Some eponymies in science

In history, it is rare that scientist achieve notoriety and fame during their lifetimes. If they nonetheless do, they get credit and lasting recognition by having a scientific discovery named after them.

However, there happen to be wrong naming attributions. Indeed, naming disputes are so common that there is even a rule of thumb called the Zeroth theorem, which states that eponymous discoveries are, more often than not, wrongly attributed. Appropriately enough, the theorem is also known as Stigler’s law of eponymy even though it was originally formulated by Robert Merton.

Below are few examples.

Antonio Meucci – who despite developing the first telephone spent his whole life in poverty (“if Meucci had been able to pay the $10 fee to maintain the caveat after 1874, no patent could have been issued to Bell”), while Alexander Graham Bell got all the glory.

Alan Turing – whose huge strides in the conception of the first generation of computers (his work for the Colossus computer, the world’s first programmable digital electronic computer) were destined to never to be fully attributed to him, due to his untimely death.

Nikola Tesla – who died almost totally penniless, while the ideas he had put forward for radio (he demonstrated a wireless communication – radio – in 1894) made Guglielmo Marconi (who received Nobel Prize in Physics for radio in 1909) a fortune.

Jean-Baptiste Lamarck – who correctly surmised that living things evolved, over sixty years before Charles Darwin publicized the fact, but was to die in ignominy with his ideas not appreciated (but tacitly considered by Darwin in his On Origin Of Species).

Geoffrey Dummer – whose musings on the development of the integrated circuit preceded those of Bob Noyce and Jack Kilby by almost a decade, but due to lack of vision by the British Government his plans were never to make it off the drawing board.

Joseph Swan – who despite having the technical expertise that allowed him to design the first workable electric light bulb, was no match for the commercial machinations of adversary Thomas Edison.

Johann Loschmidt – an Austrian scientist who calculated in 1865 the number of molecules in a mole but it was Italian chemist Amedeo Avogadro, whose name became associated with the number.

Albert Neisser – who discovered leprosy (officially known as Hansen’s disease, in honour of the Norwegian physician Gerhard Armauer Hansen, who discovered the bacterium responsible but did not manage to cultivate it, or show that it was truly linked to leprosy), and who obtained from Hansen a large set of samples from people with leprosy.

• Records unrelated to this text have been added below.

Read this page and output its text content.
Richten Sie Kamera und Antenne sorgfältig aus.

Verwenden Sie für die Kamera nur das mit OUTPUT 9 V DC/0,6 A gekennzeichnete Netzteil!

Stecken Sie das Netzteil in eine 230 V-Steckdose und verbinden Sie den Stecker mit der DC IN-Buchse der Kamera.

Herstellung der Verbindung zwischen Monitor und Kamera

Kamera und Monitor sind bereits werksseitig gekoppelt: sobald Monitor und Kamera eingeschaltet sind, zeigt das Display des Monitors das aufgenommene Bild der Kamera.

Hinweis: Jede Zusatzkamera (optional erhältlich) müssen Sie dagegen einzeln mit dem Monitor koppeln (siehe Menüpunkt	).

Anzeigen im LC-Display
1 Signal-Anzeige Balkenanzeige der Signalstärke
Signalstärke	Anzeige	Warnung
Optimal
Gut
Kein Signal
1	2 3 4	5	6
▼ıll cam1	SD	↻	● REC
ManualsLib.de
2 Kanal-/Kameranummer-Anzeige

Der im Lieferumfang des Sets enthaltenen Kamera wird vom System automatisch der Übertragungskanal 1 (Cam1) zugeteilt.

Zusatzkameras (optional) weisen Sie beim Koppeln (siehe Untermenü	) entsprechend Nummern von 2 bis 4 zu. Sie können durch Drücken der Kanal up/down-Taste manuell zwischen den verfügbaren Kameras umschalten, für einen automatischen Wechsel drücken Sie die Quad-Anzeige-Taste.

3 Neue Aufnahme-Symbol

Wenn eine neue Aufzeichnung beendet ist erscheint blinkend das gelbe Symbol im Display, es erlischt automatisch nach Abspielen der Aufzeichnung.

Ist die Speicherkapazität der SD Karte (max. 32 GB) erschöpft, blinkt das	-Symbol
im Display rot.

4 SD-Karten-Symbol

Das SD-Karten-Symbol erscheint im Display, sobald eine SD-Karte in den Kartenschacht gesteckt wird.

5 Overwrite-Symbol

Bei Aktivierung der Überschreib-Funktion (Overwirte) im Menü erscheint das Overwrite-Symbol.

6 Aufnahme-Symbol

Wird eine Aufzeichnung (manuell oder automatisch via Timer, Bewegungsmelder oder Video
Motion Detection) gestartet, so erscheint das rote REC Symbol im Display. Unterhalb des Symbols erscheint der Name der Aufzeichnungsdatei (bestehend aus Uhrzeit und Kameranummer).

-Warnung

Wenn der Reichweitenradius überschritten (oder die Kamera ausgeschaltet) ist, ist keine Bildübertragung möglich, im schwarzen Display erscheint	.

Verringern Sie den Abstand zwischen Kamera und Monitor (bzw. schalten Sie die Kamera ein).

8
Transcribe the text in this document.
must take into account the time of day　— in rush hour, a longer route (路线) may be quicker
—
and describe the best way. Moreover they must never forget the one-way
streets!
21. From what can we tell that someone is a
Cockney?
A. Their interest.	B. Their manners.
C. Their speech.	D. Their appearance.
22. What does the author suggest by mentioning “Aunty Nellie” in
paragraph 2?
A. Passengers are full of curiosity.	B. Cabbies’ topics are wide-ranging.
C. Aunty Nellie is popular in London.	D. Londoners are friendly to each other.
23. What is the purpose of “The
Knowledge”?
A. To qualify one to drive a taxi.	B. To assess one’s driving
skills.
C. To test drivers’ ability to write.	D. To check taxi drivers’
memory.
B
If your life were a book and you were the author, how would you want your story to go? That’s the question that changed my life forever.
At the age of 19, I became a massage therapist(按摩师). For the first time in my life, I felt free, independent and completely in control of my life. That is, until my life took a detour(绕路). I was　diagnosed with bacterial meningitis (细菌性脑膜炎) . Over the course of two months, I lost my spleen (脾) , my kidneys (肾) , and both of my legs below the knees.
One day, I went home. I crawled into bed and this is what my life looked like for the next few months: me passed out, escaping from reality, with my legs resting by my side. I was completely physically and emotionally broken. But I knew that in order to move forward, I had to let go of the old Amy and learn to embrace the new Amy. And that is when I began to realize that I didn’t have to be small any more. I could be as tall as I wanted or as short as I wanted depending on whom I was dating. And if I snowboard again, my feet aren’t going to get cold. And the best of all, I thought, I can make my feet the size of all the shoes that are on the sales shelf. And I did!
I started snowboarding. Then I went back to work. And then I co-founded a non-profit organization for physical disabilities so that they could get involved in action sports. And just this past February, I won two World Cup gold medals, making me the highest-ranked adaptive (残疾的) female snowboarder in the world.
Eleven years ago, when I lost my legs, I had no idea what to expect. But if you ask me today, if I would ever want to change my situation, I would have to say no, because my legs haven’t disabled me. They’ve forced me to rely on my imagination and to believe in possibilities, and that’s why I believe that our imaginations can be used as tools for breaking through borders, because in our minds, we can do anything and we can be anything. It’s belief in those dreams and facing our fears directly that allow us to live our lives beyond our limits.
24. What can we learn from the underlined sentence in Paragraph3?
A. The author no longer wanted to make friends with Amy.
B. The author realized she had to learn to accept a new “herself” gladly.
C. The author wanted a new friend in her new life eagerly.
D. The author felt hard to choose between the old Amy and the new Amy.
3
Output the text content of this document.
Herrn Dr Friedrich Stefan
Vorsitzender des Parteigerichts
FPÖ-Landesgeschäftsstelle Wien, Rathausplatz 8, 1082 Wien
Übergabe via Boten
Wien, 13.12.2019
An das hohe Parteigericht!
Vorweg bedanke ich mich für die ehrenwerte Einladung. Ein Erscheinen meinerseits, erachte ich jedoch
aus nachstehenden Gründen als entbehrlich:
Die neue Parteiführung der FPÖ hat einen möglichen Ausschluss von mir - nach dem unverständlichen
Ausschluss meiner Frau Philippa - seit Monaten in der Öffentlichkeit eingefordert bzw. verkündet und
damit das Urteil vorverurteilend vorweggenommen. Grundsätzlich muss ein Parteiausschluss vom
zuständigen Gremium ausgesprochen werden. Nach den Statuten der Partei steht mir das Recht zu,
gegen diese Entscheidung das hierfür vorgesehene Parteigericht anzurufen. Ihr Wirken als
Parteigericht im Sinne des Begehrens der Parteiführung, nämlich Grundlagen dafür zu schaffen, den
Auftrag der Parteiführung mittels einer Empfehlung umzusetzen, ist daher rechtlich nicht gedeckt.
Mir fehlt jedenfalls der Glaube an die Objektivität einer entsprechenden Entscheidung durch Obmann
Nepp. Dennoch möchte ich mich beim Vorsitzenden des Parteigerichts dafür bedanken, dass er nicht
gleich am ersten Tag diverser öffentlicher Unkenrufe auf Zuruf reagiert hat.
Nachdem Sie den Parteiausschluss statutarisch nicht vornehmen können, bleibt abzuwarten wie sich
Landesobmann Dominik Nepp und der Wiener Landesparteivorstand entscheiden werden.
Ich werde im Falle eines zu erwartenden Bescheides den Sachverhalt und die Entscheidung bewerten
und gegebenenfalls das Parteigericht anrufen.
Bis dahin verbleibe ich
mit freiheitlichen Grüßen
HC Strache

Neisser succeeded in staining the bacterium and, in 1880, announced that he had discovered the cause of leprosy. Hansen wrote a lengthy article about his own research for a conference on leprosy, which credited him, not Niesser, for the discovery.

Robert Hooke – Who postulated, amongst other things, the true nature of planetary motion, only to witness his rival Isaac Newton take all the praise for it.